The first column I wrote for Single-Minded was about the mixed feelings I have about my unused uterus. Because as central as that lady part is to the marquee of me as a woman, its role in my day-to-day is closer to that of an unpaid extra. "Eventually it might just pack up and leave me," I wrote, "off to some better body that appreciates it. Wants it. Worries about it more."
Sometimes I'm the one that's worried. Most recently, I worried about how many more flips my stomach did for the Sex and the City 2 trailer than it did for BABIES!—a wildlife documentary on babies by French filmmaker Thomas Balmes. (That exclamation mark gets me every time. Should I be excited, enraged or terrified? How ‘bout all three.)
So should I be watching four women on the wrong side of 40 flit about foreign lands? Or watching four little babies go from goo goo to ga ga? One seems almost defeatist, and the other triumphant, filled with possibility. Everything seems awesome when you're a fetus, and when you're 40 everything seems done—at least that's what 29-year-old me thinks. It's as if both movies can't play at the same theater. Seeing one might negate the other—cinematic cognitive dissonance. I guess I always saw my success as more single in the city than pregnant in the 'burbs. But since SATC2 isn't out yet, BABIES! got to me first.
Everybody loves babies, right? Perhaps not in real life, but I figured it was impossible to catch a case of them by watching a few on the big screen. I mean, it's not like the babies can touch me or anything — grasping my fingers with their tiny ninja death grip. Smell-o-vision came and went in 1960, so that new baby perfume won't be able to seduce me into wanting one. Plus, I watched it alone, eliminating the possibility of me turning to the man next to me and sighing audibly, the first sign that you're walking down Reproduction Road.
In the end what really saved me was the fact that BABIES! isn't a pregnancy propaganda film. I giggled, I smiled, I even sighed extra-loud once (or thrice), but after 79 minutes of eavesdropping on the first year of four infants I felt nothing close to longing-or lacking.
The movie opens in Namibia as a young mother smears red clay over her bulging belly as if painting a huge target. Inside is little Ponijao, who will become the newest member of the Himba tribe. Meanwhile, in Mongolia, baby Bayar and his mother leave the hospital clinging to the back of his father's ancient motorcycle—pulling their house, a giant yurt, behind them. Living the high-rise life is Mari from Tokyo, an only child whose parents seem way cooler than yours. On the opposite end of the hip spectrum are Hattie's parents, San Francisco hippies who hand out homemade mugs with her footprints on them.

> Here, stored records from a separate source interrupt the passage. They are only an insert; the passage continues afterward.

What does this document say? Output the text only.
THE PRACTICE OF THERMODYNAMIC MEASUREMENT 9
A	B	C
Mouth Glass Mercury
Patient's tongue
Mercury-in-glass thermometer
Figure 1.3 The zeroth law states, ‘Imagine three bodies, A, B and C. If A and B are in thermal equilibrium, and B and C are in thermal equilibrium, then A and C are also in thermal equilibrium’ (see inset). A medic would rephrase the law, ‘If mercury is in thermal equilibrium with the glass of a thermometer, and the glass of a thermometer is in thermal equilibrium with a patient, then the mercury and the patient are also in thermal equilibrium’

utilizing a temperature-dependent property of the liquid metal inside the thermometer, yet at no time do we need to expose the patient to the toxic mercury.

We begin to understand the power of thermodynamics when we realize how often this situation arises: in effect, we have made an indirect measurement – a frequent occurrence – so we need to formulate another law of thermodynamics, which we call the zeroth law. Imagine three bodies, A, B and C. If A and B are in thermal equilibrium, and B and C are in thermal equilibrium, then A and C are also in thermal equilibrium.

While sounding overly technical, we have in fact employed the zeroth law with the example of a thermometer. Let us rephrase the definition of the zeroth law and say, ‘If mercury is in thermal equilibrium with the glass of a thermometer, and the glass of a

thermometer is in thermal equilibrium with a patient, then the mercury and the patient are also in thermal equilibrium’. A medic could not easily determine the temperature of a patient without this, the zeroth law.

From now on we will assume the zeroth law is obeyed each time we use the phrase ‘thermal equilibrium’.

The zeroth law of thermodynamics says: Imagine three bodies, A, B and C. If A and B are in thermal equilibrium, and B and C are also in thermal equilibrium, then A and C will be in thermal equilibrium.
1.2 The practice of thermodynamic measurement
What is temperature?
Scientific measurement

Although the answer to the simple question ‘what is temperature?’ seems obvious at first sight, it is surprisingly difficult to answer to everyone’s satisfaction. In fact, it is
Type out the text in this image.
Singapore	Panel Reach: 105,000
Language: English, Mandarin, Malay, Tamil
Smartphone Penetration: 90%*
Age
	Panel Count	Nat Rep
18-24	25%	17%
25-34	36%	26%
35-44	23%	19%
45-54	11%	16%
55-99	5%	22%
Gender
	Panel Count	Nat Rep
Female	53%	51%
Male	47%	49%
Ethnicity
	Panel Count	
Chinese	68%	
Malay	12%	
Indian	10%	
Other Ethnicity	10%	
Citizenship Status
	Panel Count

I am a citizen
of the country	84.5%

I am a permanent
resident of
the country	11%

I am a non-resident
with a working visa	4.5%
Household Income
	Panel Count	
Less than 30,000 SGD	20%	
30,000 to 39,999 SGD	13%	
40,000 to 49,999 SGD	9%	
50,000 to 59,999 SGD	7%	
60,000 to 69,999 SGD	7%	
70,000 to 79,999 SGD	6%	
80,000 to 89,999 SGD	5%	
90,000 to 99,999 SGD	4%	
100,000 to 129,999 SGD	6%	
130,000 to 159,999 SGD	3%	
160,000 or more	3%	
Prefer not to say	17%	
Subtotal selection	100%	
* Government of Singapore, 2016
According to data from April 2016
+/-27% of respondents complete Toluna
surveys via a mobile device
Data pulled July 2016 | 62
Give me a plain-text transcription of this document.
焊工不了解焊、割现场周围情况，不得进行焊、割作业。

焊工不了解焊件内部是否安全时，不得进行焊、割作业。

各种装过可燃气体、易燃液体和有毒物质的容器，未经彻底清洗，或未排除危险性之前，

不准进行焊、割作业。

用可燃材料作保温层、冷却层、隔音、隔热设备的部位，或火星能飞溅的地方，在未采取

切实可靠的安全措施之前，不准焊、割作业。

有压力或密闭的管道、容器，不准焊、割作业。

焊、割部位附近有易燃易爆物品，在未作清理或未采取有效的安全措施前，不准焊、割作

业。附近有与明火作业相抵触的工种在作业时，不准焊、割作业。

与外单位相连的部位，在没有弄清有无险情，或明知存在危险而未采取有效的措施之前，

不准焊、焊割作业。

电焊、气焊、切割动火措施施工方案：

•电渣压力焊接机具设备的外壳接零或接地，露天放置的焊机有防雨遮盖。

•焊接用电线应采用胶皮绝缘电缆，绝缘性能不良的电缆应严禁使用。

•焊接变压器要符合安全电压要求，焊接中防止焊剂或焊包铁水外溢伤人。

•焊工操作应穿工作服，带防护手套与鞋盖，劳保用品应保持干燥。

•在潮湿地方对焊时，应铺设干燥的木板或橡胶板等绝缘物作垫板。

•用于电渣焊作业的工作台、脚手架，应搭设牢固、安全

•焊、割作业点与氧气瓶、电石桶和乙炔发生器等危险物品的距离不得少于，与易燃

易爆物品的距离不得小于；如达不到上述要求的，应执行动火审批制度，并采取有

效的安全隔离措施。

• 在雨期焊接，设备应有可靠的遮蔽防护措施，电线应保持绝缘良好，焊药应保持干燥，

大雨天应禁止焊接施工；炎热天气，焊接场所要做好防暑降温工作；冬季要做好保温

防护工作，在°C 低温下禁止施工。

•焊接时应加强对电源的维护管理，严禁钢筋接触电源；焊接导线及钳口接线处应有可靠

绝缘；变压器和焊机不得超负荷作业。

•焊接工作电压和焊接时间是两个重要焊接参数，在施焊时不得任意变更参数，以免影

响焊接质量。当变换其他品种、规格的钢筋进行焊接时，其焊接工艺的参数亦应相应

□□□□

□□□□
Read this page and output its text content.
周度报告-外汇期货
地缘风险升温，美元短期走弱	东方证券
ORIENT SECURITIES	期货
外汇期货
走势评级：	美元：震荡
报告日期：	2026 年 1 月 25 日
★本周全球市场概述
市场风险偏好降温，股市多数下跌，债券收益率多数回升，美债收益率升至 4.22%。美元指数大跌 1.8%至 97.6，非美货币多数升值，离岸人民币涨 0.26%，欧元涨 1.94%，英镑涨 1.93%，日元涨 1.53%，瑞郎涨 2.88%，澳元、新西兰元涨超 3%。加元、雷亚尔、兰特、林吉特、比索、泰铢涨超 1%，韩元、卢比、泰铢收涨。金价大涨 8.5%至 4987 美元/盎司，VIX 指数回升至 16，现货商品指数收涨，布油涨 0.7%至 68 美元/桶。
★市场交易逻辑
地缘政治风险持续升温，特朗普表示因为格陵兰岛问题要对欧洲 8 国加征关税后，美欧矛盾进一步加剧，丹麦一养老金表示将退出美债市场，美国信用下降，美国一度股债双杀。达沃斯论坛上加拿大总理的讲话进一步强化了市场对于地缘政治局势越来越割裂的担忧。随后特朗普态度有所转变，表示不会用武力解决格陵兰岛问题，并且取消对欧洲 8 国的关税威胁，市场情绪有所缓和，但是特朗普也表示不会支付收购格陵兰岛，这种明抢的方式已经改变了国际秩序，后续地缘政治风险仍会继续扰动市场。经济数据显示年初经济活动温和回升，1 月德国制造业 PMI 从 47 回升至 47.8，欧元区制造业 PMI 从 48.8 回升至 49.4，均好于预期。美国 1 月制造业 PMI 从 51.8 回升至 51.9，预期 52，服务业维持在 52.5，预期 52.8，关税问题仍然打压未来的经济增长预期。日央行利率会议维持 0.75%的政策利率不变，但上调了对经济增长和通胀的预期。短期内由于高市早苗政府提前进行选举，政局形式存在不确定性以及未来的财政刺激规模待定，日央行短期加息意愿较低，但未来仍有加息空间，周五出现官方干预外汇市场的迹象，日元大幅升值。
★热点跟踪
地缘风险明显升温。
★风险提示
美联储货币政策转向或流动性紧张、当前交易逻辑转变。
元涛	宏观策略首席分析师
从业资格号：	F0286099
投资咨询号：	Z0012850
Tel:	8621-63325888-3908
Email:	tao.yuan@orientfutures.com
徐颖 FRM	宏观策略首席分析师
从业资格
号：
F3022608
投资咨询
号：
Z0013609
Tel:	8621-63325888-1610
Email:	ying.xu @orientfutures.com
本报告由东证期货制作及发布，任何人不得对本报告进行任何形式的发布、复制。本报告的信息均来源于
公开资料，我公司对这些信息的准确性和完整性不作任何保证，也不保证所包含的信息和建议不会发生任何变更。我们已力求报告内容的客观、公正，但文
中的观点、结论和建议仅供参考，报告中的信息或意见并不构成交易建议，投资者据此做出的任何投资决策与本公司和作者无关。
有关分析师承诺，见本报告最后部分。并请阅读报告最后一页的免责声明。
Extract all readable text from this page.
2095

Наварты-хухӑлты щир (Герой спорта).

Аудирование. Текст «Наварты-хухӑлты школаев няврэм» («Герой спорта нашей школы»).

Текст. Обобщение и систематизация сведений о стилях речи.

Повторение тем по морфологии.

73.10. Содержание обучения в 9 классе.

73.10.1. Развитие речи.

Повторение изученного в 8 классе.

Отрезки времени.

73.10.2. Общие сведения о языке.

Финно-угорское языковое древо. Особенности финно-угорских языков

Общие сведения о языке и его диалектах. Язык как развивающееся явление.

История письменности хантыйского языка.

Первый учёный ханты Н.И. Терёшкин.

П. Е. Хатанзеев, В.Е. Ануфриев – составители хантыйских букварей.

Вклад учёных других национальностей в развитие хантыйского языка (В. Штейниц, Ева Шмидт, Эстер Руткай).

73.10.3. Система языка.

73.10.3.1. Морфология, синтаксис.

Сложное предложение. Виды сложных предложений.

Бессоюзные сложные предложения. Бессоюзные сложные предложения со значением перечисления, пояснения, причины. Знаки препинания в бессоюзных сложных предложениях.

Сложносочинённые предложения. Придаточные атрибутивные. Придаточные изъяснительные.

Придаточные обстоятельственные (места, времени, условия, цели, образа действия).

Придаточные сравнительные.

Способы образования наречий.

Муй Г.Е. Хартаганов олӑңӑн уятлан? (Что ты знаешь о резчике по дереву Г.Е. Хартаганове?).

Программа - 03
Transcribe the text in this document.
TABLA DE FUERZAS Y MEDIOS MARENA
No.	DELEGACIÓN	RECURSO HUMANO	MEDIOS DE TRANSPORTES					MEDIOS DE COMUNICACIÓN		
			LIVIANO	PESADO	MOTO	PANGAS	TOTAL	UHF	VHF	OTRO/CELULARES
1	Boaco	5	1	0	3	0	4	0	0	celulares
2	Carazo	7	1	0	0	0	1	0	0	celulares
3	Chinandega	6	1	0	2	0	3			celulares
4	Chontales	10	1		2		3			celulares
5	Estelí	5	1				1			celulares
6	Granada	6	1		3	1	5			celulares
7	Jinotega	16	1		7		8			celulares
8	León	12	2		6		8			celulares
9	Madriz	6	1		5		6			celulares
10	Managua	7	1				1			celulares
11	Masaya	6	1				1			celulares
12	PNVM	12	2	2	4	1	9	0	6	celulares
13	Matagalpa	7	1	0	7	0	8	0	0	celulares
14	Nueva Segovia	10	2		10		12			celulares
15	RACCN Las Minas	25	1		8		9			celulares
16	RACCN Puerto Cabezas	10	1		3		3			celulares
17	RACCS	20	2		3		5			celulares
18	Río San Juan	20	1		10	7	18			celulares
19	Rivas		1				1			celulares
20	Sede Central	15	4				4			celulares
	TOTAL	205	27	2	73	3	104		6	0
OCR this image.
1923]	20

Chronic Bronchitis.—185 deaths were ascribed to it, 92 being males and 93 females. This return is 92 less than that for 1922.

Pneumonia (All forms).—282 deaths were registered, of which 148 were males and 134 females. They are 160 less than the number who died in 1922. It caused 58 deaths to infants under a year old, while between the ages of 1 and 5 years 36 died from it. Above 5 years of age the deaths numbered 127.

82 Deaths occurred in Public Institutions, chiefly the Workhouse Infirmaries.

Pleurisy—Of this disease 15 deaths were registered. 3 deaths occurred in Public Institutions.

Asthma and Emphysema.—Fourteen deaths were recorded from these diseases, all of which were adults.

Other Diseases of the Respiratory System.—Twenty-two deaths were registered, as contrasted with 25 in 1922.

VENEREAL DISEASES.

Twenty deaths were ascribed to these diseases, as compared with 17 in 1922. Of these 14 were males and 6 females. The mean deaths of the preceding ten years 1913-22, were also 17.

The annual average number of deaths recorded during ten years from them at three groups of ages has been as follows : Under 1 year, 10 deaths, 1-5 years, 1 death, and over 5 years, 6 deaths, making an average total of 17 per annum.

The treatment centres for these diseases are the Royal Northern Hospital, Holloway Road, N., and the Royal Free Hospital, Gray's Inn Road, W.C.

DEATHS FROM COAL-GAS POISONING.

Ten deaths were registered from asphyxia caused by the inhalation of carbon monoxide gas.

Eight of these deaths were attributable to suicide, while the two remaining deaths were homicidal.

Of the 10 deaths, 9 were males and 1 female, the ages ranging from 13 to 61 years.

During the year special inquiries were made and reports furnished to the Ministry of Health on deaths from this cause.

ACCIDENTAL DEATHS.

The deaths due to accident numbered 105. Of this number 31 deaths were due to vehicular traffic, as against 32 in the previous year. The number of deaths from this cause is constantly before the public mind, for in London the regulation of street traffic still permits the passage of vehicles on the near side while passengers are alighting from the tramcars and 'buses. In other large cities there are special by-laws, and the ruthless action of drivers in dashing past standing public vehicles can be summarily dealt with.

"My uterus is not talking to me at all," one of my friends told me. Born abroad, she'd just recently returned home for a wedding and described the scene as a veritable cornucopia of eligible singles. Everyone wanted to know why she wasn't thinking marriage, why she wasn't baby-crazed or salivating for a ring. "You think I'm weird, but I don't think I'm weird," she told the folks back home.
"I plan to want to have kids…but I don't want them," she said to me.
So clearly I'm not the only one who thinks BABIES! are best in 2-D. I've got a family that is constantly procreating. Since January, there have been three new additions to the Andrews clan that I have yet to see and smell. Believe me, I can't wait to do both and then, when I'm done, hand them back.